While the goal of this article is to highlight the benefits of artificial data and simulation modelling in the domain of sports forecasting from a holistic view, this approach is not intended to replace studies of real data sets. In fact, it is explicitly desired and required to conceive these two approaches as complementary. While artificial data helps to overcome real-world challenges, particularly by allowing a higher level of control, new challenges are introduced, particularly as artificial data is highly dependent of the assumptions and constraints that model the simulation of a real-world problem (Koivisto 2017). To put it simply, the value of results from artificial data analysis is highly dependent on whether the processes modelled as a basis for the simulated data are actually comparable to the (unknown) real processes. Although accurately realistic artificial data and simulations are encouraged, the unknown nature of the processes involved cannot be ignored. However, the advantages of the modelling and analysis of artificial data rely beyond its validity against real-data scenarios and are centered in the increased control over all the factors and the design and study of unfeasible situations in reality. Thus, insights from artificial data could reveal answers from unconceivable questions in reality but should then always be presented in concordance with the theoretical assumptions of the simulation, discussed carefully and consequently, be validated and applied in real-world data applications.
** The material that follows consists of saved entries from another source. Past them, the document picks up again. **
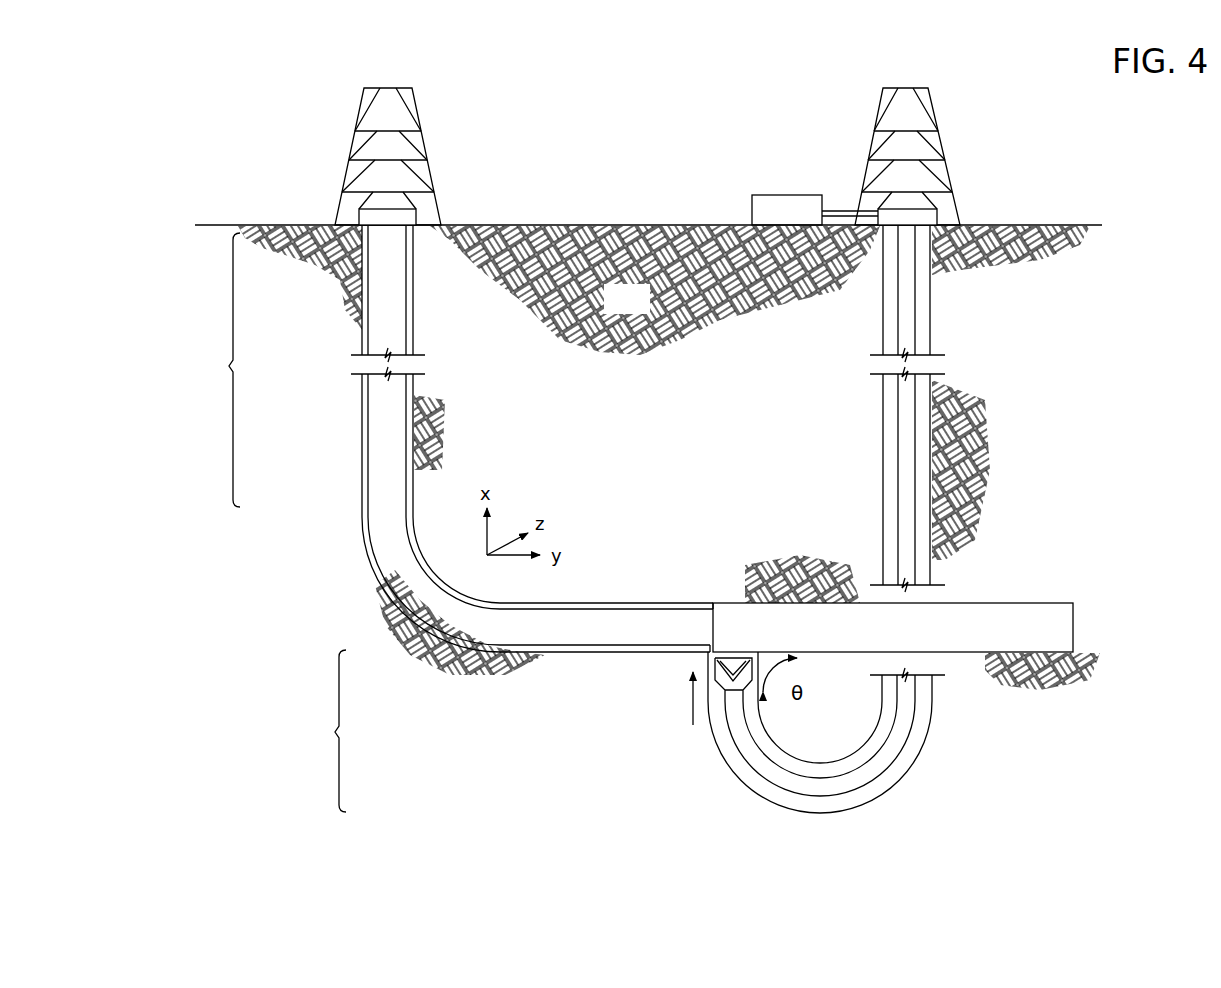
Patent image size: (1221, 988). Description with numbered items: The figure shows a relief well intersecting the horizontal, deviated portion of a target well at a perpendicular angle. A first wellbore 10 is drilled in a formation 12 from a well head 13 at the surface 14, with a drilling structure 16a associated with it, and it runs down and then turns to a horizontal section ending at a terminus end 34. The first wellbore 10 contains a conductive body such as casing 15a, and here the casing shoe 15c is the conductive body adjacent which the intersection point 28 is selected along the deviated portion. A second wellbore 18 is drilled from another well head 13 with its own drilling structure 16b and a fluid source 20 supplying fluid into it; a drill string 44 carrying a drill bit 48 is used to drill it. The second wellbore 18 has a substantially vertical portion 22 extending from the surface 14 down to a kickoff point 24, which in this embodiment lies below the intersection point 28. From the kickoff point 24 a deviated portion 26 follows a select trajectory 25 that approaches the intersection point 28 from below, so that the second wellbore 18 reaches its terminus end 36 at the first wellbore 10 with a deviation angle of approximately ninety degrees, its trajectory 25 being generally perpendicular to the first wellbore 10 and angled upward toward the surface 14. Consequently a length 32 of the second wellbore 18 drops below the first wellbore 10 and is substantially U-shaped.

The first wellbore 10 is at (342, 407).
The formation 12 is at (644, 312).
The well head 13 is at (404, 207).
The surface 14 is at (1079, 224).
The casing 15a is at (366, 528).
The casing shoe 15c is at (713, 603).
The drilling structure 16a is at (358, 118).
The drilling structure 16b is at (873, 112).
The second wellbore 18 is at (883, 430).
The fluid source 20 is at (776, 195).
The substantially vertical portion 22 is at (229, 366).
The kickoff point 24 is at (933, 718).
The deviated portion 26 is at (876, 792).
The trajectory 25 is at (688, 714).
The intersection point 28 is at (738, 656).
The length 32 is at (335, 732).
The terminus end 34 is at (1075, 624).
The terminus end 36 is at (713, 652).
The drill string 44 is at (917, 450).
The drill bit 48 is at (733, 679).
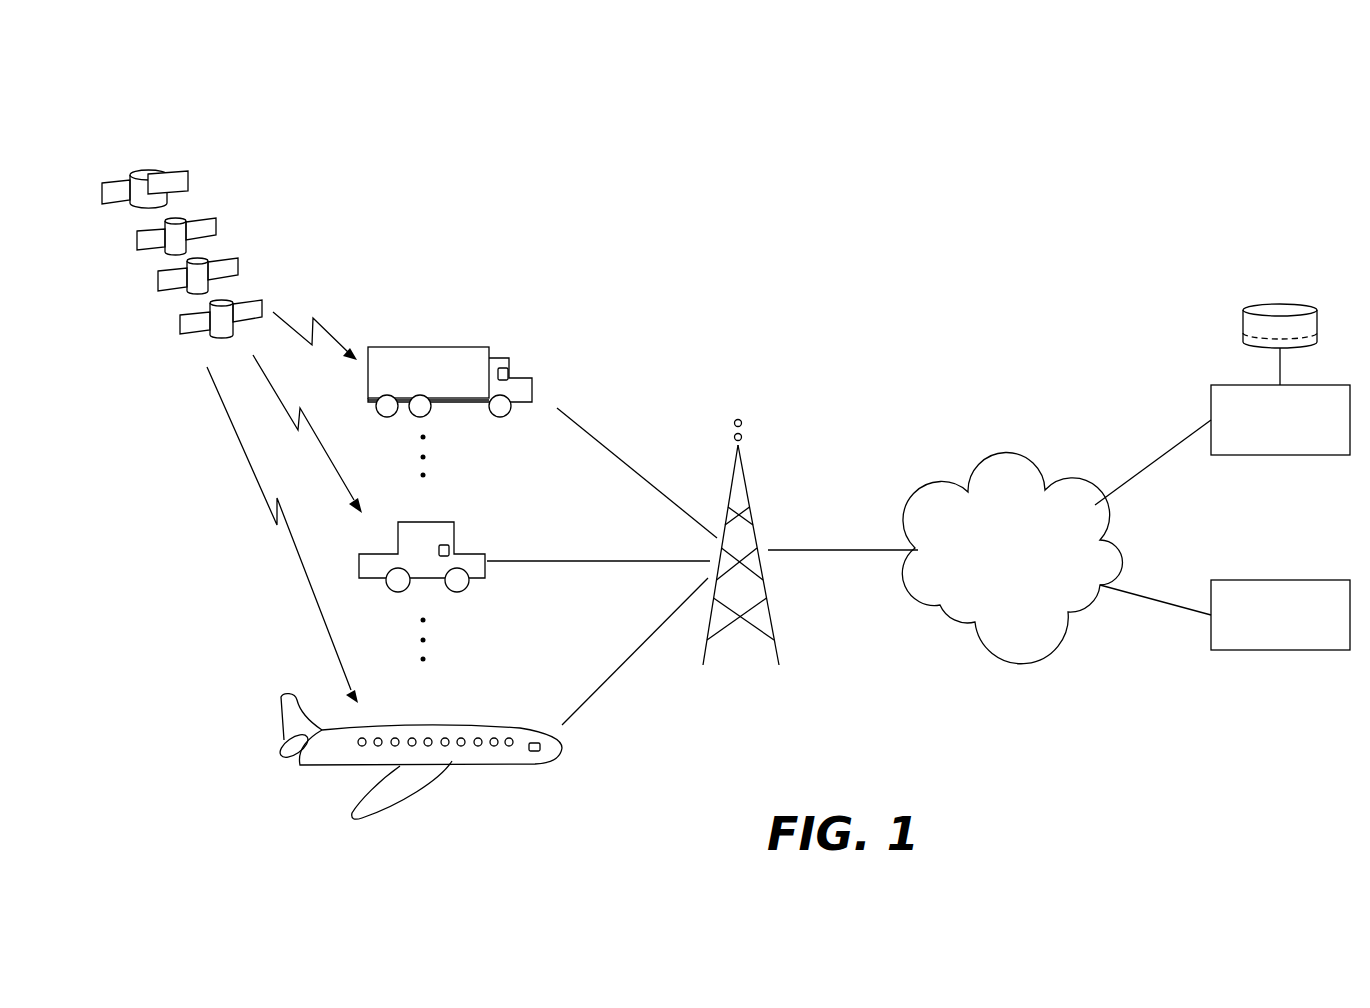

The utility and evaluation of the presented framework has been based in the current theories and methods available in the sports forecasting domain and evaluated by their research and practice relevance. It is expected that the adaptation and instantiation of the process model and the artificial data framework would help to increase the knowledge base in sports forecasting. Similarly, the execution of rigorous research is expected to undoubtedly determine further iterations. Based on Hevner and Chatterjee (2010), the proposed artifacts must be integrated in a validation process. Relevance would ensure the practical implications of the artifacts and the innovative creation of opportunities and solutions while the rigor cycle is expected to fit the proposed artifacts with new theories, methods, and expertise from the domain of sports forecasting.